Anyway, esteemed associates, any time you want to look in on the festivities at Cleveland, just click right here:  http://www.c-span.org.  And please, feel free to go to the discussion board and share your thoughts–or post comments right here.  Either place is fine.

Reminder:  My school email account is not working.  Please write to benalexandercuny@yahoo.com if you are trying to contact me.
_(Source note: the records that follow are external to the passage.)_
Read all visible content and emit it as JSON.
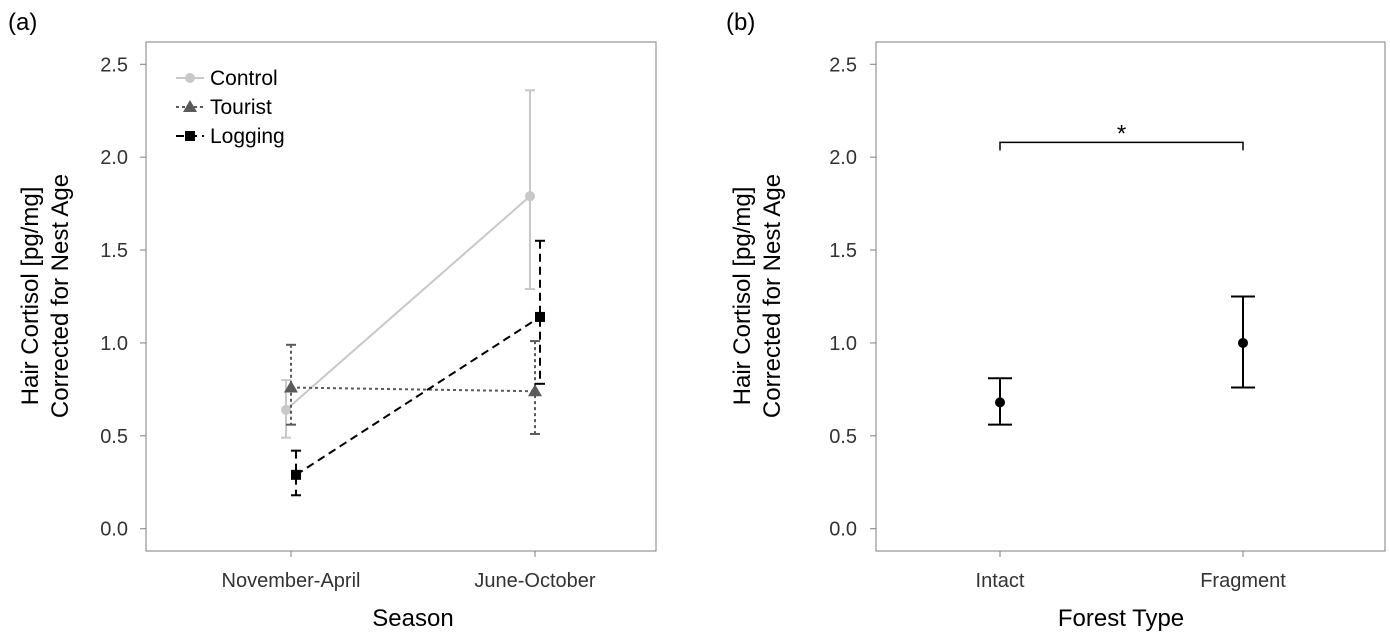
{
  "chart_data": [
    {
      "type": "line",
      "panel_label": "(a)",
      "xlabel": "Season",
      "ylabel": [
        "Hair Cortisol [pg/mg]",
        "Corrected for Nest Age"
      ],
      "categories": [
        "November-April",
        "June-October"
      ],
      "ylim": [
        -0.12,
        2.62
      ],
      "yticks": [
        0.0,
        0.5,
        1.0,
        1.5,
        2.0,
        2.5
      ],
      "ytick_labels": [
        "0.0",
        "0.5",
        "1.0",
        "1.5",
        "2.0",
        "2.5"
      ],
      "grid": false,
      "legend_position": "top-left",
      "series": [
        {
          "name": "Control",
          "marker": "circle",
          "color": "#c8c8c8",
          "dash": "solid",
          "dodge": -0.05,
          "values": [
            0.64,
            1.79
          ],
          "lower": [
            0.49,
            1.29
          ],
          "upper": [
            0.8,
            2.36
          ]
        },
        {
          "name": "Tourist",
          "marker": "triangle",
          "color": "#5a5a5a",
          "dash": "dotted",
          "dodge": 0.0,
          "values": [
            0.76,
            0.74
          ],
          "lower": [
            0.56,
            0.51
          ],
          "upper": [
            0.99,
            1.01
          ]
        },
        {
          "name": "Logging",
          "marker": "square",
          "color": "#000000",
          "dash": "dashed",
          "dodge": 0.05,
          "values": [
            0.29,
            1.14
          ],
          "lower": [
            0.18,
            0.78
          ],
          "upper": [
            0.42,
            1.55
          ]
        }
      ]
    },
    {
      "type": "scatter",
      "panel_label": "(b)",
      "xlabel": "Forest Type",
      "ylabel": [
        "Hair Cortisol [pg/mg]",
        "Corrected for Nest Age"
      ],
      "categories": [
        "Intact",
        "Fragment"
      ],
      "ylim": [
        -0.12,
        2.62
      ],
      "yticks": [
        0.0,
        0.5,
        1.0,
        1.5,
        2.0,
        2.5
      ],
      "ytick_labels": [
        "0.0",
        "0.5",
        "1.0",
        "1.5",
        "2.0",
        "2.5"
      ],
      "grid": false,
      "values": [
        0.68,
        1.0
      ],
      "lower": [
        0.56,
        0.76
      ],
      "upper": [
        0.81,
        1.25
      ],
      "significance": {
        "label": "*",
        "y": 2.08,
        "from": "Intact",
        "to": "Fragment"
      }
    }
  ]
}
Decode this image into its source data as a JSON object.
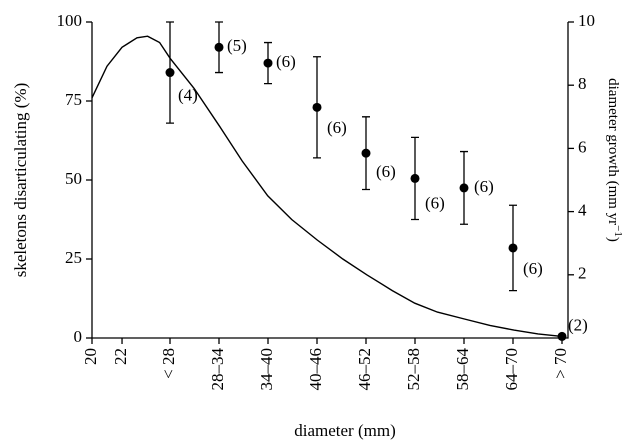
{
  "chart_data": {
    "type": "scatter",
    "xlabel": "diameter (mm)",
    "ylabel": "skeletons disarticulating (%)",
    "y2label": "diameter growth (mm yr",
    "y2label_sup": "−1",
    "y2label_end": ")",
    "categories": [
      "< 28",
      "28–34",
      "34–40",
      "40–46",
      "46–52",
      "52–58",
      "58–64",
      "64–70",
      "> 70"
    ],
    "values": [
      84,
      92,
      87,
      73,
      58.5,
      50.5,
      47.5,
      28.5,
      0.5
    ],
    "errors": [
      16,
      8,
      6.5,
      16,
      11.5,
      13,
      11.5,
      13.5,
      0
    ],
    "n_labels": [
      "(4)",
      "(5)",
      "(6)",
      "(6)",
      "(6)",
      "(6)",
      "(6)",
      "(6)",
      "(2)"
    ],
    "color": "#000000",
    "ylim": [
      0,
      100
    ],
    "yticks": [
      0,
      25,
      50,
      75,
      100
    ],
    "xlim": [
      20,
      51.7
    ],
    "xticks": [
      20,
      22
    ],
    "y2lim": [
      0,
      10
    ],
    "y2ticks": [
      2,
      4,
      6,
      8,
      10
    ],
    "curve": {
      "type": "line",
      "axis": "y2",
      "color": "#000000",
      "x": [
        20,
        21,
        22,
        23,
        23.7,
        24.5,
        25.2,
        26.8,
        28.5,
        30,
        31.7,
        33.3,
        35,
        36.7,
        38.3,
        40,
        41.5,
        43,
        44.8,
        46.5,
        48.1,
        49.7,
        51.3
      ],
      "values": [
        7.6,
        8.6,
        9.2,
        9.5,
        9.55,
        9.35,
        8.85,
        7.9,
        6.7,
        5.6,
        4.5,
        3.75,
        3.1,
        2.5,
        2.0,
        1.5,
        1.1,
        0.82,
        0.6,
        0.4,
        0.25,
        0.13,
        0.05
      ]
    }
  }
}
For more thoughts on the convention from NPR’s political specialist, click here.

 

Anti-Trump Delegates at Cleveland Still Not Giving Up

After failing to get the desired results from the Rules Committee last Thursday night, the “Never Trump” contingent of delegates to the Republican National Convention at Cleveland is still combing the procedural rules and by-laws for every possible wedge they can employ to force a full floor vote on freeing the majority of delegates from their obligation to vote for Trump.  The odds are against them, but they may at least be in a position to prevent the convention from being one big happy love fest.

Politico Story

Obviously, there will be plenty of speakers in the lineup who don’t personally like Trump, but what they will do is give speeches that are pro-party and that extol the virtues of the party’s platform and positions without mentioning Trump at all.  There may well not be any overtly anti-Trump speeches at all, because the Republican National Committee, with its head Reince Priebus, has embraced Trump and has party unity as a goal.  But here again, the Never Trump movement will be doing all it can to make sure that the anti-Trump message gets heard.

By the way, Spencer Tunick’s nude photo shoot happened this morning (Sunday, July 17), with his 100 naked goddesses of wisdom pointing mirror discs at the convention hall.  I won’t post a link to sites with nude pictures here, but interested students know how to use the net search engines at least as well as I do, I am confident.